DE DUBOIS THAINVILLE

A

TALLEYRAND

DU 6 FLOREAL AN XII

[26 AVRIL 1804]

EN REPONSE A CINQ LETTRES DU MINISTRE



N° 170

6 floréal an XII [26 avril 1804]

Citoyen Ministre,

Par ma lettre du 22 germinal [12 avril], je vous fournissais tous les détails relatifs au paiement des lismes. Les occasions directes me manquant depuis longtemps, les négociants algériens en faveur desquels j’ai tiré des lettres de change m’ont prié d’expédier ma lettre par une caravane qui est partie pour Tunis dans les derniers jours de germinal [mi avril]. Je n’ai pas cru devoir me servir de cette occasion, très peu sûre et très longue, pour vous rendre compte de ce qui s’est passé ici depuis l’expédition de mes dernières dépêches. Le brick courrier d’Espagne a mouillé ici aujourd’hui à midi ; il est six heures du soir, et j’apprends à l’instant qu’il doit remettre demain matin à la voile. Je n’ai que cette nuit pour satisfaire aux détails de vos lettres des 28 frimaire [20 décembre 1803], 28 et 30 pluviôse [18 et 20 février 1804], 15 ventôse [6 mars] et 7 germinal [28 mars].

votre dépêche du 28 frimaire [20 décembre 1803] est particulièrement relative au paiement des lismes, aux renseignements que vous désirez avoir sur leur prix, leur échéance et la manière la plus sûre de me faire passer les fonds destinés à les acquitter. Je crois ne vous avoir rien laissé à désirer à cet égard par ma lettre du 22 germinal [12 avril], dont je joins ici le duplicata.

Vous daignez m’entretenir encore dans cette dépêche de l’affaire des sept malheureux corses vendus aux algériens, et vous m’assurez que vous avez de nouveau prescrit au citoyen Devoize de reprendre ses démarches en leur faveur avec une nouvelle activité. Je ne vous dissimulerai point tout le chagrin que me cause cette affaire, et je crois assez la connaitre pour vous assurer qu’il n’entre nullement dans les intentions du Bey de Tunis de la terminer. Ce qui m’afflige d’autant plus, c’est que, lorsqu’il m’arrive de parler des autres esclaves auxquels vous m’avez ordonné de m’intéresser, on ne manque jamais de me témoigner de l’étonnement sur mes prétentions, en me disant que nous n’avons pas même le pouvoir de nous faire rendre à Tunis ceux qui ont été pris sous nos couleurs. Je vous conjure, Citoyen Ministre, de vouloir bien mettre un terme à l’esclavage d’infortunés dont la présence ici est injurieuse pour nous.

Vous joigniez à votre lettre du 28 pluviôse [18 février] plusieurs exemplaires du rapport du Grand Juge au gouvernement, dans lequel est développée la nouvelle trame ourdie par l’Angleterre contre la tranquillité, la puissance et la gloire de la France. Ce rapport, auquel j’ai donné la plus grande publicité, a excité même l’indignation des algériens. Ces nouveaux forfaits, projetés par un gouvernement qu’on ne peut plus regarder que comme un assemblage d’assassins, ne serviront qu’à faire éclater de nouveau l’énergie et l’universalité des sentiments qui attachent les français au Premier Consul. Daignez lui offrir les hommages d’une âme libre, et les assurances d’un dévouement sans bornes.

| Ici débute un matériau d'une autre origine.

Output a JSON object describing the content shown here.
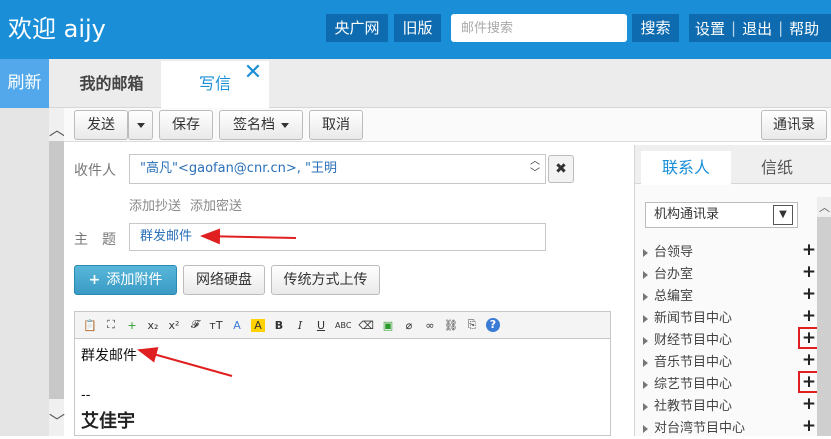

Votre dépêche du 3 pluviôse [20 février] m’annonce la nomination du citoyen Antoine Sielve à la chancellerie de Tunis, et son remplacement par le citoyen Ferrier. Vous me dites que, si je n’aperçois pas d’inconvénient à ce que le citoyen Sielve se rende immédiatement à Tunis, vous ne vous opposez point à ce que je lui en donne l’autorisation. Sur une lettre qu’il m’a adressée le 24 germinal [14 avril], et dont je joins ici la copie, j’ai cru devoir me rendre à ses désirs à cet égard. Le citoyen Ragueneau remplira, par intérim, les fonctions de chancelier. J’ose vous assurer que, par ses talents et son exactitude, il se rendra digne de la confiance que je lui ai donnée au nom du gouvernement.

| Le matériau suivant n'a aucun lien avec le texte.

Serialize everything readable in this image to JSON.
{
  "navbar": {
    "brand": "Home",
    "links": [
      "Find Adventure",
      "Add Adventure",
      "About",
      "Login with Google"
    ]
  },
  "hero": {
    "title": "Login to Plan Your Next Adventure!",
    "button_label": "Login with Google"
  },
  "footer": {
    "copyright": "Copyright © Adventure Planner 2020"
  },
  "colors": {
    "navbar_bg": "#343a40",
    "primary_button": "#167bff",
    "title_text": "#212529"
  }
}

Par votre lettre du 15 ventôse [6 mars], que j’ai reçue le 27 germinal [17 avril], vous m’annoncez que les présents, dont vous m’envoyez l’état, sont partis pour Marseille, et que je dois faire remplir par la Régence les dispositions exprimées dans votre dépêche du 28 ventôse an XI [19 mars 1803], en exigeant que les présents destinés au Premier Consul soient expédiés sur un bâtiment algérien à Marseille, où il recevra les nôtres. Les circonstances depuis cette époque sont extrêmement changées ; et, la guerre ayant rendu à ces gens-ci toute leur insolence, je ne vous dissimulerai pas que cette condition exige beaucoup de ménagements avec un prince dont vous connaissez toute la bizarrerie. Je traite très activement cette affaire, mais avec toute la circonspection qu’elle exige. Le seul point irrévocablement arrêté en ce moment est que, selon les conventions, des présents seront envoyés au Premier Consul et à vous ; ils se composent d’une assez grande quantité de très beaux chevaux, au choix desquels, en ma qualité de connaisseur, j’aurai grand soin de veiller. Je crains d’autant plus d’aborder la question principale, que je connais la répugnance du prince à s’écarter des anciens usages ; la situation d’ailleurs dans laquelle il se trouve avec les anglais rend impossible l’expédition d’un bâtiment algérien, et je ne vous dissimulerai point que je désirerais, comme je vous l’ai précédemment mandé, que l’envoi des présents à Alger put s’accorder avec la dignité nationale ; car, quelques ménagements que j’observe en traitant cette affaire, il est presque impossible que je ne m’expose à quelque nouvelle brusquerie. En effet, exiger que les algériens, qui sont dans une espèce d’état de guerre avec les anglais, puisqu’ils ne font point sortir leurs corsaires, expédient leurs présents en France, et se chargent de porter les nôtres ici, c’est, en les assujettissant à une loi réprouvée par tous leurs usages, leur faire courir tous les risques. Mais les ordres du Premier Consul sont précis, et mon devoir est de m’y confirmer. Je regrette infiniment que le départ précipité du brick courrier ne me permette pas de vous rendre compte du résultat de mes opérations à cet égard.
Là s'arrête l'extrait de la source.